Request Smuggling vs Request Splitting Attack Difference Spring Boot
Both attacks have CRLF in their DNA, both abuse HTTP parsing, and both can let an attacker inject content that the server treats as legitimate. That surface-level similarity is where the resemblance ends. Request smuggling desynchronizes connection state between a reverse proxy and an upstream service, poisoning the request queue. Request splitting injects newlines into a response the application is already building, forging headers or redirects. In Spring Boot deployments they hit completely different layers, have different preconditions, and need different fixes.
How Smuggling and Splitting Actually Work
Request smuggling exploits disagreement about where one HTTP/1.1 request ends and the next begins. A reverse proxy (HAProxy, nginx, an AWS ALB) uses Content-Length to decide how many bytes belong to the first request. The backend Tomcat instance uses Transfer-Encoding: chunked instead, or vice versa. The bytes the proxy thinks are part of the body become a partial second request that Tomcat prepends to the next real user's request. That's the CL.TE variant. The TE.CL variant reverses which side gets fooled.

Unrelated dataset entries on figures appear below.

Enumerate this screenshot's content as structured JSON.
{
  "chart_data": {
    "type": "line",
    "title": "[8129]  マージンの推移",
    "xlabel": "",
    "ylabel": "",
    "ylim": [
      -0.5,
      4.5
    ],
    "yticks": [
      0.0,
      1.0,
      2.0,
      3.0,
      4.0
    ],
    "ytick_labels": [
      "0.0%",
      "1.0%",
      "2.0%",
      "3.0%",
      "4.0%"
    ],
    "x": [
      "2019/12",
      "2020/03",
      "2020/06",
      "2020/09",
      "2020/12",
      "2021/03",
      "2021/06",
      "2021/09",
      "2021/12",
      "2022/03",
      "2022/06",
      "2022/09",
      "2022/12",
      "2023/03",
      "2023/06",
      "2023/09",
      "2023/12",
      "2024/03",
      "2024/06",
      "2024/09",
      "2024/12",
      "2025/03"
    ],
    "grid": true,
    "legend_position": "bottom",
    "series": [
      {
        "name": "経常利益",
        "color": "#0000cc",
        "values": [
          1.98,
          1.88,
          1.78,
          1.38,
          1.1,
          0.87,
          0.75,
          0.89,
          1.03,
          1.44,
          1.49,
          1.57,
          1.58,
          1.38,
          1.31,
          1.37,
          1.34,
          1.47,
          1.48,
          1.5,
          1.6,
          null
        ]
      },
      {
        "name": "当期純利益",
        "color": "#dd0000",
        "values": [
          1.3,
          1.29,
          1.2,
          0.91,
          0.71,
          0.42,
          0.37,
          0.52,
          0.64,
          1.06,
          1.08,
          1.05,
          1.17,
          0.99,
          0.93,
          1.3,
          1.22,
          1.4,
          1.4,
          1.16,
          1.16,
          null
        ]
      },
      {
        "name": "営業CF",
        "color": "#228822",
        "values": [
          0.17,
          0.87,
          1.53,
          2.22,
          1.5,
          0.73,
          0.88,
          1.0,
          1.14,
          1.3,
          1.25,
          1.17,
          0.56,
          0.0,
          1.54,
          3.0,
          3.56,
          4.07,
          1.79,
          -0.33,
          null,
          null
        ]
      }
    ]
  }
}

Request splitting (also called CRLF injection) is an application-layer bug. The application takes a user-controlled value and writes it directly into an HTTP response header or into a forwarded request without stripping carriage-return/line-feed characters. When the client (or an intermediate cache) parses the response, the injected \r\n ends the current header and starts a new one the attacker controls.